Experiments on membrane filtration were carried out using commercial MF ceramic membranes (Al2O3, 0.5 μm pore size), NF spiral-wound ERN-B-45-300 Vladipor PA membrane element, and GE Osmonics spiral-wound RO thin film PA membrane element TFM-75 (Fig. 9).

Fig. 9
figure 9

An experimental membrane filtration unit

In the experiments on MF of wastewater the membrane flux was decreasing and rejection was increasing during the first 4–8 h of filtration followed by further stabilization (Figs. 10, 11). This suggests that a dynamic membrane is formed on the surface of the MF membrane.

Fig. 10
figure 10

MF flux versus filtration time. Ceramic membrane with pore size 0.2–0.4 μm; pH = 6.5

Fig. 11
figure 11

MF cation rejection 1 Fe3+; 2 Cu+; 3 Ni2+. Ceramic membrane with pore size 0.2–0.4 μm; pH = 6.5

As presented in Figs. 12 and 13, NF rejection is slightly smaller than RO rejection at pH 2–8 and it increases when pH < 2. The trend of the NF flux to increase corresponds to the temperature increase during the experiment (pH was decreased step-by-step with addition of sulfuric acid; concentrate and permeate were fully recycled to feedwater tank). RO flux was drastically decreased at pH < 3 due to the increase in feedwater osmotic pressure, which means that RO cannot be applied to acidic cationic wastewater with high-osmotic pressure.

Fig. 12
figure 12

NF and RO flux versus pH of feedwater. Feed Cu2+ concentration 15 ppm. P = 4 bar

Fig. 13
figure 13

NF and RO Cu2+ rejection versus pH of feedwater. Feed Cu2+ concentration 15 ppm. P = 4 bar

Generally, membrane filtration methods can be applied in combination with flotation to achieve a high rejection and a low-liquid discharge. There are at least two basic schemes:

  1. 1.

    Flotation pretreatment and membrane filtration post-treatment with recirculation of concentrate. The permeate is a high-grade water to be used for technology and/or potable water supply. The only discharge is the flotation froth which can be dewatered with a filter press. The formed sludge is a solid waste with 60–70% humidity.

  2. 2.

    Membrane filtration (NF, RO) of high-acidic cationic wastewater and flotation for concentrate treatment. Similarly, the only discharge here is the flotation froth. The permeate can be discharged to lakes and rivers after pH-correction or recycled (returned to main technological process).

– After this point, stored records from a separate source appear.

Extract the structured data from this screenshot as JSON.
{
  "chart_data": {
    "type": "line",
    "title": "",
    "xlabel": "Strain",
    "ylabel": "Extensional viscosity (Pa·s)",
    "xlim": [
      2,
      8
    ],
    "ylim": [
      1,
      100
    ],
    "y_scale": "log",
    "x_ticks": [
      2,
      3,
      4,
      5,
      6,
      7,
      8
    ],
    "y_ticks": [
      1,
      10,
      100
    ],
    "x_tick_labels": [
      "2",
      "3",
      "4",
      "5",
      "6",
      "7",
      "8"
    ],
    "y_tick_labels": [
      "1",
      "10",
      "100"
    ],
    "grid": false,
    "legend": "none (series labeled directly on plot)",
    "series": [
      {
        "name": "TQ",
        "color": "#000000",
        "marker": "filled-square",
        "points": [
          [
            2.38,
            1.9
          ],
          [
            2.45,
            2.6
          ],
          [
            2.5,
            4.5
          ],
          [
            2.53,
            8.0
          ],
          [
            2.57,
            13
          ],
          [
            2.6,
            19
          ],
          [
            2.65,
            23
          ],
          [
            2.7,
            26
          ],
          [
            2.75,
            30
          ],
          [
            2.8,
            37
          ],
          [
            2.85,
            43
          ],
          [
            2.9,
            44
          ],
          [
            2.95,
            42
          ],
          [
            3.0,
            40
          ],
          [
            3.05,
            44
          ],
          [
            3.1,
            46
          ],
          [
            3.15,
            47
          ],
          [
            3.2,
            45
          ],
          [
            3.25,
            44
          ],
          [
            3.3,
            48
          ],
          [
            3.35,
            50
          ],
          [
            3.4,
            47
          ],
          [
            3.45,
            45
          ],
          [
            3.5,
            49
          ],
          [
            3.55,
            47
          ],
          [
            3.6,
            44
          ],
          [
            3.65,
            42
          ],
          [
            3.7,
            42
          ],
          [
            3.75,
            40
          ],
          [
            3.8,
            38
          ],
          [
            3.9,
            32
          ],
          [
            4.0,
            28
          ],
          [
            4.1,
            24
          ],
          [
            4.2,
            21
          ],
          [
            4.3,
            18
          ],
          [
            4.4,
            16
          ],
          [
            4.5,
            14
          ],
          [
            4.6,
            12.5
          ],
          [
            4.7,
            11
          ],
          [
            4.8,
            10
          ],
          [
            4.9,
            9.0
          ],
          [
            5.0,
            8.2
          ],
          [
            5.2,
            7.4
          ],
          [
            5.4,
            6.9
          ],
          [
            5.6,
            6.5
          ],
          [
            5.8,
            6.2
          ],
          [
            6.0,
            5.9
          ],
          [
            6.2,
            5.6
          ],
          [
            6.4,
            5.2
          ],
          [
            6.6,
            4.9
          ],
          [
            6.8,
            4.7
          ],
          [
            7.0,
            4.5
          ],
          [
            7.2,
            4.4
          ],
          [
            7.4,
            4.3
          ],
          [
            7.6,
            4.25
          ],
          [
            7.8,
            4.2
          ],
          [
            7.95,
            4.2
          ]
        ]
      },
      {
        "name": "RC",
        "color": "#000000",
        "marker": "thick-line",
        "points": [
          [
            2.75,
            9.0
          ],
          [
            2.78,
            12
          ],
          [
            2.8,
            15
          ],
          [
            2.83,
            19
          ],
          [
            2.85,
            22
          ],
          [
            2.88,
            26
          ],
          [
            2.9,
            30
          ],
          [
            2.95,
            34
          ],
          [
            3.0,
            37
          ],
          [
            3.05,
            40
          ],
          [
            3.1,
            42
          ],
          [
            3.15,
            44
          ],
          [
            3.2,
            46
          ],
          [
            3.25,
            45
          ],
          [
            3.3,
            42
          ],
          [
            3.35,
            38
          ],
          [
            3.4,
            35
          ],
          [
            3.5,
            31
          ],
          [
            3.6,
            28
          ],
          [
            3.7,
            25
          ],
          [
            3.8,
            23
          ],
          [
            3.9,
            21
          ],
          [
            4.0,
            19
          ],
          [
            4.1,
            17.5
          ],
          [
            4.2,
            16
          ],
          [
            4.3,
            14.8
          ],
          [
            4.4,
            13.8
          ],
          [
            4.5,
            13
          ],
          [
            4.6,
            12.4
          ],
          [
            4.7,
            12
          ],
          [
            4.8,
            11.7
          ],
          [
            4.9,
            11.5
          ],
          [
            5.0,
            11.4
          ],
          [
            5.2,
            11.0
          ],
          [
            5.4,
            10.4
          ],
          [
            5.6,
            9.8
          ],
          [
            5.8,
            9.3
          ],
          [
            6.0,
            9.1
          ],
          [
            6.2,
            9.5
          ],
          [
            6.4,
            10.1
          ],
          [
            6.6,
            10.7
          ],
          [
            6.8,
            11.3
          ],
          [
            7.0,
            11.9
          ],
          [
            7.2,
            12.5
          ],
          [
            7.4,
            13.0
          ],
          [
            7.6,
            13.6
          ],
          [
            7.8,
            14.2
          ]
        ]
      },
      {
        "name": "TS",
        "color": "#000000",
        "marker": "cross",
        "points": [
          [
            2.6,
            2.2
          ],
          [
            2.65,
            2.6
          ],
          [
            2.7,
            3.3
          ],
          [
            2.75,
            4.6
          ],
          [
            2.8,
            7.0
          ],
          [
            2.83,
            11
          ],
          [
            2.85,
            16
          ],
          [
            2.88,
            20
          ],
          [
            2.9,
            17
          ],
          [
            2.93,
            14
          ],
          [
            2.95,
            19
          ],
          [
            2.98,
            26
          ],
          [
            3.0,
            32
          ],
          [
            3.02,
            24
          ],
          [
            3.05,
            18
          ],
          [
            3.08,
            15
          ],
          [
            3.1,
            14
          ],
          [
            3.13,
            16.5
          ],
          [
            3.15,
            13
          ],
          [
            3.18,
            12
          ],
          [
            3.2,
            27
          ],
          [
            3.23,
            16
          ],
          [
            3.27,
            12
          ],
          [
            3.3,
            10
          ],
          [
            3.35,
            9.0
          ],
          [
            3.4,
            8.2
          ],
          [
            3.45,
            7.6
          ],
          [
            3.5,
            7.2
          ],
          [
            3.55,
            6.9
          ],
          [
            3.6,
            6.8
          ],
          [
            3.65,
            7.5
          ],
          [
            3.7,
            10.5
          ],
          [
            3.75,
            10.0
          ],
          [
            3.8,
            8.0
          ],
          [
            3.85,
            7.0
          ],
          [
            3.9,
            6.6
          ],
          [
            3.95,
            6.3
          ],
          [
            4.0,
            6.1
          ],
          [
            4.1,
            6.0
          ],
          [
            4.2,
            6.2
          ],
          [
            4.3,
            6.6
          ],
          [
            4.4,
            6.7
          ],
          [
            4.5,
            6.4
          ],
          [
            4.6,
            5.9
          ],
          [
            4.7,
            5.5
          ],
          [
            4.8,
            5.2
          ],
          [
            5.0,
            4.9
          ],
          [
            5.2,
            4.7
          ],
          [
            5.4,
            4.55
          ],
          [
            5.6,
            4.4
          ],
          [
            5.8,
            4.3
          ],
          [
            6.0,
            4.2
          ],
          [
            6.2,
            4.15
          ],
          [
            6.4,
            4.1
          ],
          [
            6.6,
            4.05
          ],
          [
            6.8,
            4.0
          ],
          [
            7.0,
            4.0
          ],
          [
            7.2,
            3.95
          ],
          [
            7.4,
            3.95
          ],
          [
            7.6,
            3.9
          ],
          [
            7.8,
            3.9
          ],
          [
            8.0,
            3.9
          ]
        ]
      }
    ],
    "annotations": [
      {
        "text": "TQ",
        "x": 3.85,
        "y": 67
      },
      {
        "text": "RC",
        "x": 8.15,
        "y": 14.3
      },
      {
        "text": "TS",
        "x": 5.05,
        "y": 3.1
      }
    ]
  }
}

The choice of an optimal technology may be made based on comparison of capital and operating costs with respect to the treated water requirements.

Conclusions

Inorganic microporous membranes are eligible for air sparging in application to flotation. This method is rather effective (rejection 80–98%) for removal of precipitated and flocculated heavy metal hydroxides when the initial concentration of metal cations is higher than 50 ppm, including membrane filtration pretreatment.

Flotation units are to be designed using the theoretical equation relating bubbling rate with gas content in the flotation unit and the experimental data of rejection dependence on wastewater residence time. The volume of membrane flotation chamber as well as pump and compressor performance can be calculated with use of these data.

Membrane filtration use is prospective in combination with flotation for post-treatment or as a first stage of an integrated process of wastewater treatment.